Léon Trotsky : Les Prêtres de la Demi-Vérité

(19 mars 1938)

[Source Léon Trotsky, Œuvres 16, janvier 1938 – mars 1938. Institut Léon Trotsky, Paris 1983, pp. 340-346, voir des annotations là-bas]

La Nation et la New Republic jouent aujourd’hui dans la presse américaine le rôle le plus triste et le plus ignoble. Ces journaux prétendent au rôle d’oracles de l’opinion publique « libérale ». Ils n’ont pas d’idées propres. La crise sociale qui a commencé en 1929 et a surpris les libéraux insouciants les a obligés à se cramponner à l’U.R.S.S. comme à une bouée de sauvetage. Ces messieurs ont trouvé une mission temporaire en popularisant avec succès le principe de la planification et en l’opposant prudemment à l’anarchie capitaliste. Ils n’avaient absolument aucun programme d’action indépendant pour les États-Unis; en revanche, ils ont pu recouvrir leur propre vide d’une image idéalisée de l’U.R.S.S.

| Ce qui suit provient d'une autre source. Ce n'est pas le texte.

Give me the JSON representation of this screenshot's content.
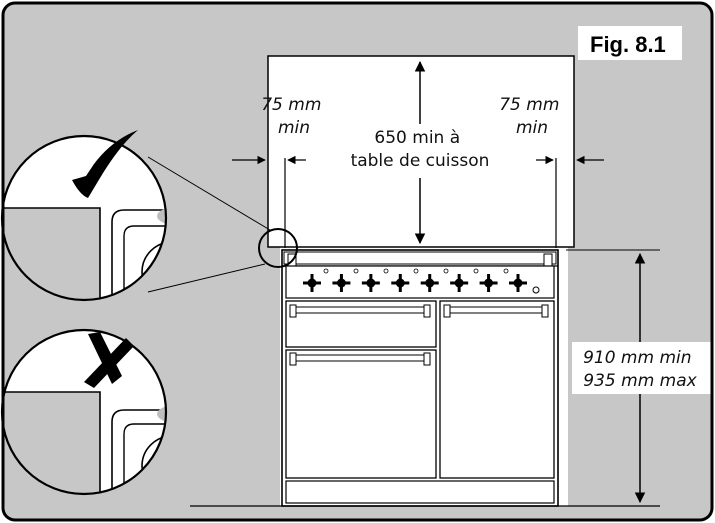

En fait, leur « amitié » avec Moscou a signifié la réconciliation du libéralisme bourgeois avec la bureaucratie qui avait étranglé la révolution d’Octobre. Plus les privilèges de la nouvelle couche dirigeante s’étendaient et plus elle devenait conservatrice dans la défense de ses privilèges – plus augmentait le nombre de ses amis parmi les intellectuels bourgeois et les snobs libéraux qui marchent au goût du jour. Les inspirateurs de cet état d’esprit ont été Walter Duranty et Louis Fischer, véritables sycophantes de l’oligarchie soviétique. Sous leur direction, des professeurs bornés, des poètes médiocres, des avocats restés obscurs, des veuves ambitieuses et des dames simplement désœuvrées ont commencé à prendre sérieusement leur amitié avec l’ambassade soviétique de Washington pour un service rendu à la révolution d’Octobre. Nombre d’entre eux ont proclamé leur détermination de défendre l’Union soviétique jusqu’à la dernière goutte de sang – pas le leur bien entendu, celui des « trotskystes ».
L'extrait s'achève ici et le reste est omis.